Epilepsy Oral: initially 100 – 200 mg 1-2 times daily, increased slowly by increments of up 200 mg daily every week to an usual maintenance dose of 0.8 – 1.2 g daily in divided doses; up to 2 g daily may occasionally be necessary.

By rectum: for short-term use (Max. 7 days) when oral therapy temporarily not possible; 125-mg suppository approximately equivalent to 100-mg tablet, but final adjustment should always depend on clinical response.

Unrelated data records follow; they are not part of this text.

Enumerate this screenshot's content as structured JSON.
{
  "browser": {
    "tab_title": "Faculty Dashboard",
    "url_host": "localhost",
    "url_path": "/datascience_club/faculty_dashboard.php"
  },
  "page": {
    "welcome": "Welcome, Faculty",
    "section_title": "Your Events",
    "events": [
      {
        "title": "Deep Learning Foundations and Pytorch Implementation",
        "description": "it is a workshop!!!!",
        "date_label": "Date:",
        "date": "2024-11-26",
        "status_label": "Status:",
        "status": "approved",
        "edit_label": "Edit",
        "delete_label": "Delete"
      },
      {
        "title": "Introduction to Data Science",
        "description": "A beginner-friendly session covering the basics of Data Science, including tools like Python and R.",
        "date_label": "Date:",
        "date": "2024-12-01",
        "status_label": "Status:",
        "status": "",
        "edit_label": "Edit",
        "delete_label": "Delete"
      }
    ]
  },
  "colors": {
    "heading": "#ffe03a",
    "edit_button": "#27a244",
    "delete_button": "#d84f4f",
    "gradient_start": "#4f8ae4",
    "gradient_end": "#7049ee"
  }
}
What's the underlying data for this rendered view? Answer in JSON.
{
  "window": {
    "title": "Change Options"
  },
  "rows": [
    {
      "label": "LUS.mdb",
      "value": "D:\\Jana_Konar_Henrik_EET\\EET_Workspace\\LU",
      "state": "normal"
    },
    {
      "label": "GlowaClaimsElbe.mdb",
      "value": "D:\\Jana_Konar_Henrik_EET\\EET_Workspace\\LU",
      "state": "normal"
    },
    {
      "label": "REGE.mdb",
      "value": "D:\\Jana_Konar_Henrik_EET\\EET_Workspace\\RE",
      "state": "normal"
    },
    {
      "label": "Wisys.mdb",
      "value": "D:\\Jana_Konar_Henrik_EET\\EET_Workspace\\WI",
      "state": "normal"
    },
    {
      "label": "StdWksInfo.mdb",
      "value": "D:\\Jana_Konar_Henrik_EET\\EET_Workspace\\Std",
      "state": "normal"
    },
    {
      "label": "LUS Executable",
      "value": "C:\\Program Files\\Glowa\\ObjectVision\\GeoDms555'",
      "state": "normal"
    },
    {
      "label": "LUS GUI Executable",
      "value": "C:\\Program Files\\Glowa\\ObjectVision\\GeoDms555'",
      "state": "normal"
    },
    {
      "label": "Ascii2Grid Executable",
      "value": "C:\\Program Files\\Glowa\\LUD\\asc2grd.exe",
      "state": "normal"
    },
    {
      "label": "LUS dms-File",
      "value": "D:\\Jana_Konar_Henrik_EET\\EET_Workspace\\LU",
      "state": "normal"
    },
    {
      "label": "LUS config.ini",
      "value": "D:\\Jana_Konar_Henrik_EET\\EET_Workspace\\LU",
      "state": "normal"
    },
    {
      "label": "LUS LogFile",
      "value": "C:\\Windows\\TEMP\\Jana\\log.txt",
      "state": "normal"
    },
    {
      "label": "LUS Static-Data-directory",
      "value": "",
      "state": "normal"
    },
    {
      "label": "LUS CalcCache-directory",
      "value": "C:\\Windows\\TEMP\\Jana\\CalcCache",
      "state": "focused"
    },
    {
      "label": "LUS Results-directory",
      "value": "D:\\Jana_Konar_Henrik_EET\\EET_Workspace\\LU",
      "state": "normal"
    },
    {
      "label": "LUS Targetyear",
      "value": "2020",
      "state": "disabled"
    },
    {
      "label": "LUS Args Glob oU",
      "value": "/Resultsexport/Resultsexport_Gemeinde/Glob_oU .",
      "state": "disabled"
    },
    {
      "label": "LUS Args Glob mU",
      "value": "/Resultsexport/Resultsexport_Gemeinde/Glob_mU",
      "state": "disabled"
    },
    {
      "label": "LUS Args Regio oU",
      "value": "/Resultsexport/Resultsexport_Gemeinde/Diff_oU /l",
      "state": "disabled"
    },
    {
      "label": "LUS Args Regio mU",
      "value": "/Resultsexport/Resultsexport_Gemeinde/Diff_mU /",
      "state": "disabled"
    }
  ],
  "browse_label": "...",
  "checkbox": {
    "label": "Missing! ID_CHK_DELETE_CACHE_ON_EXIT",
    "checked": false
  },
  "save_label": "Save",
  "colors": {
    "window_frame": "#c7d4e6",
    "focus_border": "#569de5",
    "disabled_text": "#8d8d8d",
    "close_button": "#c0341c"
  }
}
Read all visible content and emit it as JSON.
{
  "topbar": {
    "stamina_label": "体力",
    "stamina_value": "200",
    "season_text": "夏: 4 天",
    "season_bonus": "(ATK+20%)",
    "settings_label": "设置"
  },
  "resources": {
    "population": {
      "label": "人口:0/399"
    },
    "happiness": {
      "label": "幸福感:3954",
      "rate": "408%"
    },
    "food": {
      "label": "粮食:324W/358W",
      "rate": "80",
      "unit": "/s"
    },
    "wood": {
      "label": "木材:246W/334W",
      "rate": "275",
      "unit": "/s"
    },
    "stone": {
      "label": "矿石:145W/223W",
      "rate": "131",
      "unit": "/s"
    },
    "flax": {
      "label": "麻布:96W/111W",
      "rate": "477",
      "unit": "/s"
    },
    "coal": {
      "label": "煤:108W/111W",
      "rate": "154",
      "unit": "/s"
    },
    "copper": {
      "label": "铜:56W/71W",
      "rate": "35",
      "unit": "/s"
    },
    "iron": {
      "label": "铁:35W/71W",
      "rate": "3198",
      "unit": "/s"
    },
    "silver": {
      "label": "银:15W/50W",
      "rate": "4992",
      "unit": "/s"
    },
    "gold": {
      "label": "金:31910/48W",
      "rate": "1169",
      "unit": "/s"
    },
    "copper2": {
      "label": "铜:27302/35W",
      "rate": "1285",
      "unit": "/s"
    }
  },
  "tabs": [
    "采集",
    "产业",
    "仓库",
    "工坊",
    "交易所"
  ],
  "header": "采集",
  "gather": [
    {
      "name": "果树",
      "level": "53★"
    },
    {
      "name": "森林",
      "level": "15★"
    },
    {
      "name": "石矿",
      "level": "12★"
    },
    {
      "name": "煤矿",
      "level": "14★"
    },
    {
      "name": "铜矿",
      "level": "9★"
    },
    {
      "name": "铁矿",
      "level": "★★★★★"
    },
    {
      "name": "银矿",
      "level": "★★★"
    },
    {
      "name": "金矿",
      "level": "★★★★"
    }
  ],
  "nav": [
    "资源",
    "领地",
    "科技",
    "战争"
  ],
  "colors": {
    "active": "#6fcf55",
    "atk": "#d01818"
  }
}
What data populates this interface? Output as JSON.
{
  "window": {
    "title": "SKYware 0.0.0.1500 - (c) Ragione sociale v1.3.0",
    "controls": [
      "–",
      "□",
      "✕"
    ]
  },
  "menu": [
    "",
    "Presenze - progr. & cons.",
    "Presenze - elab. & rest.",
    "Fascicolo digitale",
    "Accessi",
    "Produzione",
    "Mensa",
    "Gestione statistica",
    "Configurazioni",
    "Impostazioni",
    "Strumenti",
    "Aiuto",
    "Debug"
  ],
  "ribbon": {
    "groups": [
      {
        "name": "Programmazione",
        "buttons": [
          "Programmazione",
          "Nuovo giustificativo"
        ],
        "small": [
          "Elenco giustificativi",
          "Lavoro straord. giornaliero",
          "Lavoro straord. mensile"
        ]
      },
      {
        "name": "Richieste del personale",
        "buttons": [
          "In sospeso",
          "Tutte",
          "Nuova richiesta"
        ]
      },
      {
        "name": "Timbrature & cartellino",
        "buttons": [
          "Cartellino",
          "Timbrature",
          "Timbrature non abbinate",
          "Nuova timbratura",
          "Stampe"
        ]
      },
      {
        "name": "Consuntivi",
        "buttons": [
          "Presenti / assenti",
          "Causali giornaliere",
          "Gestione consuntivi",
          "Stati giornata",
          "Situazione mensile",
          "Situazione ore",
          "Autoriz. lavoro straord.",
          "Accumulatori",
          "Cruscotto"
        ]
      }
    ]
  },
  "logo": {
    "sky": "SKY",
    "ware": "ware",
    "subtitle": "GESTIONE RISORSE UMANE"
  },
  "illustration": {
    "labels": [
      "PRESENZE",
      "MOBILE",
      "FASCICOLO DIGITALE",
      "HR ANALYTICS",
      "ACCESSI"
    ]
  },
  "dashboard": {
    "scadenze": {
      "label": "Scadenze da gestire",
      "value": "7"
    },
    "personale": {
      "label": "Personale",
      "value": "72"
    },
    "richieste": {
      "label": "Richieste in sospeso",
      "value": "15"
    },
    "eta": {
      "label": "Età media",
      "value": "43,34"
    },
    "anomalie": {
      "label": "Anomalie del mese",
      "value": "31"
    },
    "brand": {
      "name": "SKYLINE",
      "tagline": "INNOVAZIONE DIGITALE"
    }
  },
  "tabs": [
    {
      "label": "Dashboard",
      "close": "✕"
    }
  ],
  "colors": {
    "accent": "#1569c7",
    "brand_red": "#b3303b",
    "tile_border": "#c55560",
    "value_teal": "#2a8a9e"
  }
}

Max. 1 g daily in 4 divided doses.

Elderly: reduce initial dose.

Child: the usual daily dose may be given according to age as follows:

  • Up to 1 year: 100 to 200 mg
  • 1 to 5 years: 200 to 400 mg
  • 5 to 10 years: 400 to 600 mg
  • 10 to 15 years: 0.6 to 1 g
  • Over 15 years: usual adult doses

The maximum recommended daily dose, according to age, is as follows:

  • Up to 6 years: 35 mg/kg
  • 6 to 15 years: 1 g
  • Over 15 years: 1.2 g
Neuropathic Pain By mouth:
  • 300 mg once daily on day 1, then
  • 300 mg twice daily on day 2, then
  • 300 mg 3 times daily on day 3.

Alternatively, 300 mg 3 times daily on day 1, then increased according to response in steps of 300mg (in 3 divided doses) every 2-3 days up to max. 3.6 g daily.

Migraine prophylaxis By mouth:
  • initially 300 mg daily, increased according to response up to 2.4 g daily in divided doses.